It could very well be that. But I'm wondering if that will drive fans away from it. Doesn't matter how accessible they make it, there will always be fans who want nothing to do with it. Just too competitive and toxic. They would rather play the game to have fun and not get stressed out over it.
I think them trying to push people into the competitive scene will end up biting them in the butt.
I am a semi-competitive battler (I am actually a Johnny, not a Spike), but I would definitely agree. Games fine-tuned for the competitive scene all have one thing in common: They were multiplayer-oriented from the start. The
Street Fighter 1 arcade machines were designed for someone else to be playing on the other half of the cabinet.
Super Smash Bros., the first one for the Nintendo 64, was meant to be played between two or more humans too.

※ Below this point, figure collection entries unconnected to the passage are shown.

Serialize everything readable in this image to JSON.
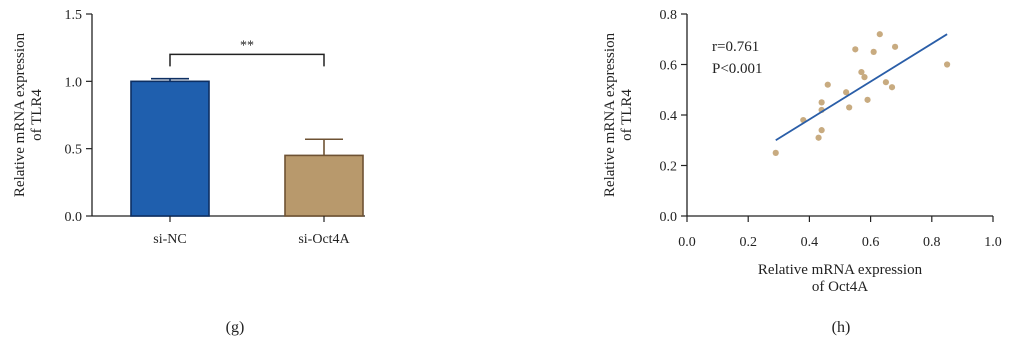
{
  "colors": {
    "axis": "#222222",
    "bar_sinc": "#1f5fae",
    "bar_sinc_edge": "#0d2f63",
    "bar_sioct": "#b8996c",
    "bar_sioct_edge": "#6e5233",
    "scatter_point": "#c8ab80",
    "fit_line": "#2a5ea8"
  },
  "chart_data": [
    {
      "type": "bar",
      "panel_label": "(g)",
      "ylabel_lines": [
        "Relative mRNA expression",
        "of TLR4"
      ],
      "categories": [
        "si-NC",
        "si-Oct4A"
      ],
      "values": [
        1.0,
        0.45
      ],
      "errors": [
        0.02,
        0.12
      ],
      "ylim": [
        0,
        1.5
      ],
      "yticks": [
        0.0,
        0.5,
        1.0,
        1.5
      ],
      "ytick_labels": [
        "0.0",
        "0.5",
        "1.0",
        "1.5"
      ],
      "significance": {
        "between": [
          0,
          1
        ],
        "label": "**",
        "y": 1.2
      }
    },
    {
      "type": "scatter",
      "panel_label": "(h)",
      "xlabel_lines": [
        "Relative mRNA expression",
        "of Oct4A"
      ],
      "ylabel_lines": [
        "Relative mRNA expression",
        "of TLR4"
      ],
      "xlim": [
        0.0,
        1.0
      ],
      "ylim": [
        0.0,
        0.8
      ],
      "xticks": [
        0.0,
        0.2,
        0.4,
        0.6,
        0.8,
        1.0
      ],
      "xtick_labels": [
        "0.0",
        "0.2",
        "0.4",
        "0.6",
        "0.8",
        "1.0"
      ],
      "yticks": [
        0.0,
        0.2,
        0.4,
        0.6,
        0.8
      ],
      "ytick_labels": [
        "0.0",
        "0.2",
        "0.4",
        "0.6",
        "0.8"
      ],
      "annotations": [
        "r=0.761",
        "P<0.001"
      ],
      "points": [
        {
          "x": 0.29,
          "y": 0.25
        },
        {
          "x": 0.38,
          "y": 0.38
        },
        {
          "x": 0.43,
          "y": 0.31
        },
        {
          "x": 0.44,
          "y": 0.42
        },
        {
          "x": 0.44,
          "y": 0.45
        },
        {
          "x": 0.44,
          "y": 0.34
        },
        {
          "x": 0.46,
          "y": 0.52
        },
        {
          "x": 0.52,
          "y": 0.49
        },
        {
          "x": 0.53,
          "y": 0.43
        },
        {
          "x": 0.55,
          "y": 0.66
        },
        {
          "x": 0.57,
          "y": 0.57
        },
        {
          "x": 0.58,
          "y": 0.55
        },
        {
          "x": 0.59,
          "y": 0.46
        },
        {
          "x": 0.61,
          "y": 0.65
        },
        {
          "x": 0.63,
          "y": 0.72
        },
        {
          "x": 0.65,
          "y": 0.53
        },
        {
          "x": 0.67,
          "y": 0.51
        },
        {
          "x": 0.68,
          "y": 0.67
        },
        {
          "x": 0.85,
          "y": 0.6
        }
      ],
      "fit_line": {
        "x": [
          0.29,
          0.85
        ],
        "y": [
          0.3,
          0.72
        ]
      }
    }
  ]
}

Fortnite has a half-baked single-player mode that was ultimately dropped for the Switch version when it became clear people were ignoring it. Pokémon is perhaps the only example, maybe except for Call of Duty, that became competitive by accident.
Pokémon Red and Blue/Green were originally designed as simple single-player RPGs that also happen to have a two-player mode where people can pit their finished Pokémon teams against each other. The result is that there are people in it for the story and people in it for the competition. (It also resulted in a lot of RPG elements that wouldn't otherwise make sense in a multiplayer game, such as character levels and moments when their stats suddenly get better--evolution, that is.)
You can see the same thing for BlazBlue, really. It's a fighting game, so it's got a lot of people in it for head-to-head battling, and they go to great lengths to keep everyone as balanced as possible (Japanese fighting game players are INCREDIBLY nitpicky about this). However, it also has a complex story with likable heroes and love-to-hate villains, so it also got a bunch of fans who play them for the story (such that they later released visual novels and audio skits). Arc System Works knows better than to show preferential treatment toward one group or another, so every BlazBlue game has kept a strong element of both. That being said, it's also different from Pokémon in that the fans of the story and fans of the fighting in BlazBlue are not antagonistic toward each other, as opposed to the Pokémon fandom as a whole, in which fans of the story, characters, and lore keep pretty separate from fans of competitive battling. Put too much story into a game and the competitive fans will dislike it; don't put enough story in and the fans of the story, characters, and lore will dislike it; put in just enough...and the competitive fans will say there's too much and the others will say there's too little. And Game Freak hasn't quite figured out what to make of this.
(You can actually see this in how there is the occasional comment here from a competitive battler how they love that you can go through the main campaign so fast, allowing them to get to the stuff they care about.)
This is Game Freak's first venture into a console-type game. It REALLY doesn't help they're dealing with reworking over 800 models into HD form (though I have noticed some Pokemon still have paper mouths). It may feel empty, but it's understandable.
I expect them to iron things out with the eventual second version of this generation and make things more alive. Frankly, I'm glad they ironed things out like breeding, making mints, and such. I can actually make these totally worthless Shiny Pokemon combat-ready.
Makes me think about the great lengths I went through to get that shiny Furfrou in
Ultra Moon, the only shiny I have deliberately hatched because I'm a fan of Furfrou. Even though it only has one Ability and Everstone guarantees the right Nature, I had to make a lot of compromises. If Furfrou was available in
Sword and Shield, I could fix some of those compromises.